A large number of ISPs apply this in, for example, a 75% and 25% shaping – 75% local, and 25% international. But you’ll find these days that is less common, because international IP transit has come down quite a bit and is much more affordable, so we’re not paying the same rates for international bandwidth that we used to.

The third type of shaping is uploading versus downloading.

It’s symmetrical versus asymmetrical or synchronous. If you’re doing two-way traffic by video or voice, or cloud-based systems, you maybe be sending and downloading large volumes of data. This all needs good upload speeds, but quite often ISPs shape your upload speeds. While it’s also become less common, there are still quite a few providers that do this. Going back to the blog on fair usage policies, if it’s not advertised, chances are it’s not synchronous or symmetrical.
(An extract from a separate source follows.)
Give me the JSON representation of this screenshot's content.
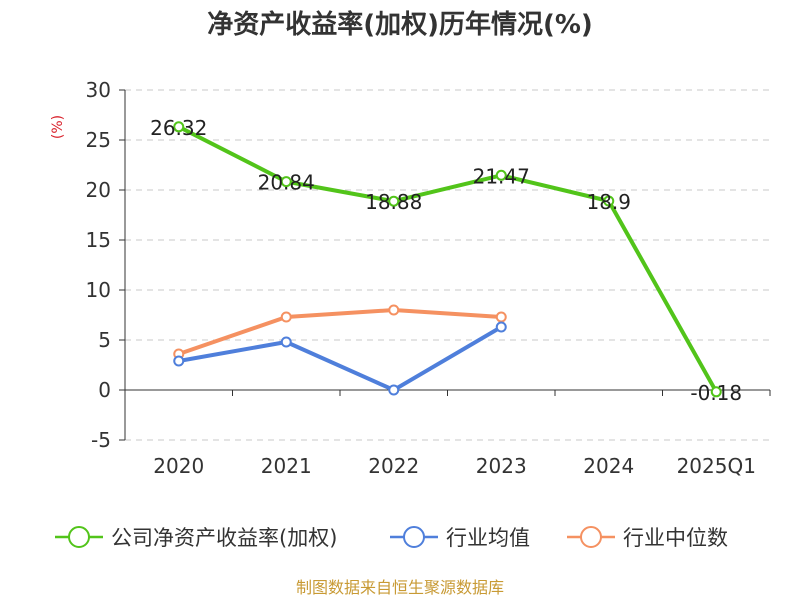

You have to examine the contract or the SLA very closely.

For example, Neotel’s broadband service — in terms of their fibre and microwave – is fully synchronous, whereas Vodacom’s broadband is half synchronous, where they give you speeds of ten Mbps down and five Mbps up.

Then there’s business versus torrenting or peer-to-peer;

Here ISPs shape the type of traffic that you use as well.

So there are a few categories in which traffic can be shaped. When it comes to fair usage and shaping policies, the business owner must really understand what they’ll use their Internet access for. Instead of just determining what they’re prepared to pay, they really need to identify what it will be used for – are they running cloud-based applications, are they running SAP, and so on?

If you’re a basic user with just a few e-mails and Internet browsing, then asynchronous broadband is perfect.   But if you’re connecting to an international server, doing FTP uploads, a lot of voice and video, then synchronous becomes very important.

Again, it’s about understanding your business needs, with the ISP putting the right products and the right services forward, and helping the business user make the right decision. Then, after that, if the business decides to go for the “cheaper” option because of price, then they need to be aware of the limitations.

While ADSL and LTE are not synchronous services, nowadays quite often users will get very similar uploads and downloads. It’s not a hard and fast rule with LTE. But fibre and microwave services are fully capable of synchronous. Again, it all comes down to the provider and what product they’re offering.